In Jay Ulfelder’s reactions to Marc Lynch’s reflections on the Arab Uprisings, I was struck by Ulfelder’s discussion of motivated reasoning. Ulfelder’s notes a problem: “When we try to forecast politics in real time, we tend to conflate our feelings about specific events or trends with their likelihood.” I want Egypt to become democratic after Mubarak’s fall so, gasp, my deeply-informed analysis says Egypt is likely to become democratic. [Or insert your own favorite example.]
Ulfelder proposes a solution, or at least a coherent mitigation plan:
Whenever we’re formulating an analysis or prediction, we can start by ask ourselves what result we hope to see and why, and we can think about how that desire might relate to the conclusions we’re reaching. We can try to imagine how someone with different motivations might view the same situation, or just seek out examples of those alternative views. Finally, we can weight or adjust our own analysis accordingly. Basically, we can try to replicate in our own analysis what “wisdom of crowds” systems do to great effect on a larger scale. This exercise can’t fully escape the cognitive traps to which it responds, but I think it can at least mitigate their influence.

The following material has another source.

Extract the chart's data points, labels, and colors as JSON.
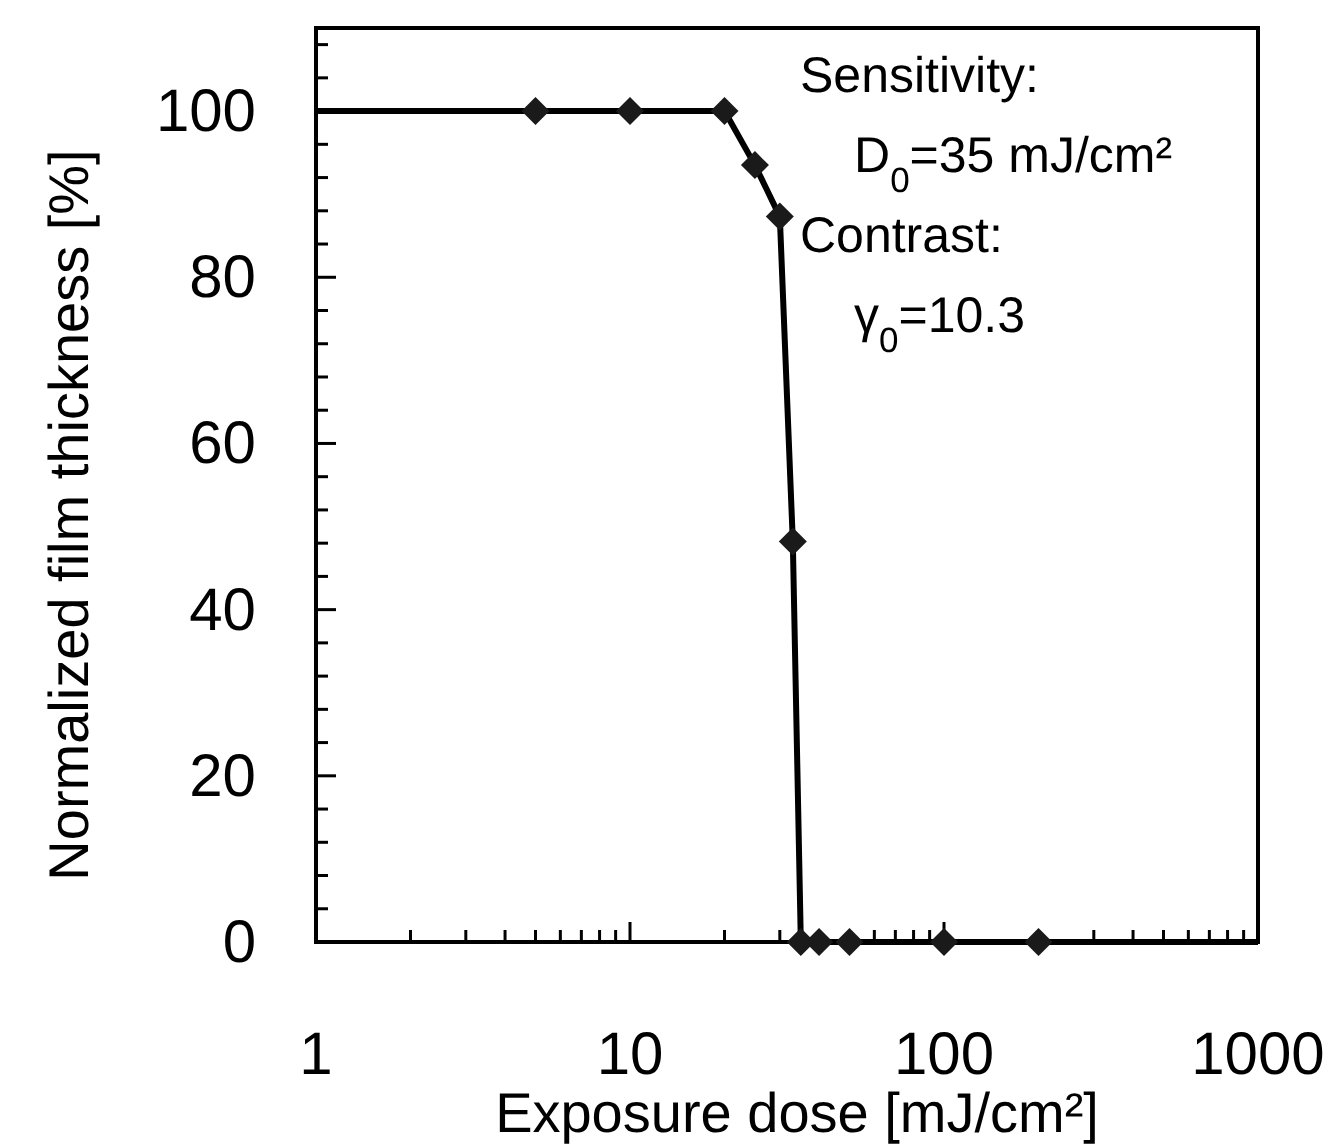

But what if the extrinsic motivation is the main guide to how we select or interpret the factors that point us toward our conclusion? In any given political situation, scholars can point to a myriad of factors or draw on a wide range of historical precedents. How do we know which tradition is most relevant and which variables to consult? If we want the process to conclude with democracy, that suggests a certain way of looking at the problem.
In other words, maybe the scientific (analytical) process is hopelessly tainted by our own preferences and hopes. Perhaps “feelings” and analytic outcomes co-vary more than we like to admit.